Kerncompetenties van de master biologie: evolutie- en gedragsbiologie

In de afstudeerrichting evolutie- en gedragsbiologie staan de volgende doelstellingen centraal.

Algemeen

1. De masters zijn in staat zelfstandig een wetenschappelijk probleem te situeren, te evalueren en een vraagstelling te formuleren. Ze hebben de kennis en de kunde om binnen de context van de huidige stand van de wetenschappelijke kennis terzake in de (internationale) literatuur de vraag te beantwoorden.

2. Daarnaast laat de wetenschappelijke vorming de masters toe een probleemoplossende strategie van experimenten of waarnemingen op te stellen. Ze bezitten de vaardigheden om deze uit te voeren en hierbij zo nodig samen te werken in een team.

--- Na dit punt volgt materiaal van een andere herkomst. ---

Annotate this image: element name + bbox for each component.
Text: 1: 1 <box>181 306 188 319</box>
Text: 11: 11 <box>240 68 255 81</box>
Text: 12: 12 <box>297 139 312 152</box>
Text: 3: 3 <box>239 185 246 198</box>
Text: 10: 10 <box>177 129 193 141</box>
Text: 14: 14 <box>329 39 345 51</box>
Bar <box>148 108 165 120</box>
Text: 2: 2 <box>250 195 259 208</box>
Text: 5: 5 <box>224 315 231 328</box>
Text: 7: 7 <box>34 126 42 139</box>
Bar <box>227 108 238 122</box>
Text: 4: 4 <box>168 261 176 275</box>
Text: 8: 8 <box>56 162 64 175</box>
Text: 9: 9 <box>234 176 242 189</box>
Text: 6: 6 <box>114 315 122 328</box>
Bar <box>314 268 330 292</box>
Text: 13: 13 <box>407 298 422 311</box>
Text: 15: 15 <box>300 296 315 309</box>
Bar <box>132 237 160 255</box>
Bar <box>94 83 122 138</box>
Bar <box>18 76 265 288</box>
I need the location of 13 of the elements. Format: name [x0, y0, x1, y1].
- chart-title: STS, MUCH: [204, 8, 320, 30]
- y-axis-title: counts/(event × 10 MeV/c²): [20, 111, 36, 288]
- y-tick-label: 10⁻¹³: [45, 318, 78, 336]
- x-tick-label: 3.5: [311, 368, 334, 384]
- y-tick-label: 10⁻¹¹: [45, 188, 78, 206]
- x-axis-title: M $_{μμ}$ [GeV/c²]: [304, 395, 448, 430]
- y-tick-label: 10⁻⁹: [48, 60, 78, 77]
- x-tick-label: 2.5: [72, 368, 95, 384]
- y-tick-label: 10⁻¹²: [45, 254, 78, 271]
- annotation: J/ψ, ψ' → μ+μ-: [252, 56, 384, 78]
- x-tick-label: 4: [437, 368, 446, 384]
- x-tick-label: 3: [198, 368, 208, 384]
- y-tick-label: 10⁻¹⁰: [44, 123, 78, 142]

3. Op basis van de analyse van de gegevens met - indien nodig - geavanceerde methoden kunnen de masters een relevant antwoord op de vraagstelling geven en oplossingen voorstellen, en dit zowel in een puur academisch kader als meer toepassingsgericht.

4. Door de aangeleerde vaardigheden kunnen de masters hun bevindingen samenvatten, communiceren en interpreteren, schriftelijk zowel als mondeling en zowel naar een gespecialiseerd als een minder gespecialiseerd publiek.

Biologie-specifiek

5. De masters zijn zich bewust van de relativiteit der dingen, van de grens tussen objectiviteit en subjectiviteit, van de mogelijkheden en grenzen gesteld door technologie en kennis. De masters fungeren als nadenkende en beschouwende wetenschappers in al hun activiteiten.

6. De masters kunnen zelfstandig problemen in verband met leven en samenleven onderkennen en omschrijven. Ze kunnen relevante gegevens opsporen met de daartoe geëigende methoden en ze interpreteren. Uitermate belangrijk is hun gevorderde kunde om paradigma’s en theorieën naar waarde te schatten en hun betrouwbaarheidsgrenzen te definiëren.

7. De masters hebben een gevorderd inzicht in de levende materie, en in de relatie tussen levende en niet-levende materie. Ze hebben een attitude om voortdurend de stand van de kennis op te volgen in het deelgebied dat ze zich eigen maken, en leren met de gangbare methodologie en technologie denken, plannen, experimenteren en concluderen.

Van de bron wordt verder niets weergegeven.